All that being said, two big misconceptions surround disaster-recovery planning: first, that preparing for the worst kind of catastrophe properly prepares you to deal with any lesser disruptions, and second, that large enterprises are fine with the same disaster-recovery plan development that SMBs perform.
Figure 1 shows the levels of disruption and the relative frequency of occurrence—signified by the width of each band—that you might expect from minor, significant, serious, and catastrophic interruptions to your core processes. Notice the frequency of catastrophic interruptions. Catastrophes—interruptions lasting longer than 10 days—have historically made up a very tiny percentage (1 to 2 percent) of disruptions. The biggest sources of disruptions—those that cause up to a full day of downtime—are minor.
Figure 1: Sample interruption categories
When you’re building your plan, focusing on a worst-case scenario doesn't adequately prepare you for more common minor interruptions. A cascade of minor interruptions can be just as devastating as a single major event, including putting the average SMB on life support.
Focusing on SQL Server
If you work for a critical private-sector firm such as an infrastructure service provider (e.g., a power company), your company probably has a disaster-recovery plan in place. Your challenge is to dovetail your SQL Server disaster-recovery plan into that of the enterprise. Critical infrastructure companies are required to have contingency plans. Such is not the case for most small-to-midsized businesses (SMBs); SMBs rarely have responses to severe interruptions prepared in advance, nor do they have business-continuity specialists—or budgets. This article is aimed squarely at SQL Server administrators.

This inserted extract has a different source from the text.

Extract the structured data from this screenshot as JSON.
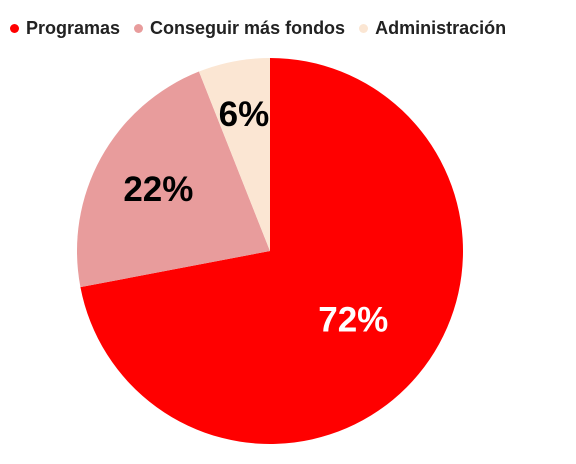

But you’re probably wondering how you can possibly cram yet another project into your already crowded to-do list. Sadly, for some of you, a SQL Server disaster-recovery plan might not be optional. If you’re an infrastructure service provider, financial institution, government entity, or health-care company—or if you provide critical services to these entities—you might have to devise a plan. Your company might be required by law or by contract to have a disaster-recovery plan.
The good news? Most of you are already performing SQL Server disaster-recovery activities with backups, standby and failover servers, log shipping, database mirroring, and security policies. These are tactical SQL Server disaster-recovery activities; now, you need to pull them together into a strategic plan for survival. If your organization already has a plan, you have something that you can integrate into and build on.
SQL Server disaster-recovery planning must be customized for each organization. Think about what contribution you and your team can make to crisis communication and management. What techniques can you develop and share for business-unit and technology-recovery procedures? What can you do to mitigate the impact of supplier and distributor failure? What ideas can you come up with regarding relocating and restoring critical IT infrastructure? What can you add to testing and validating incident recovery?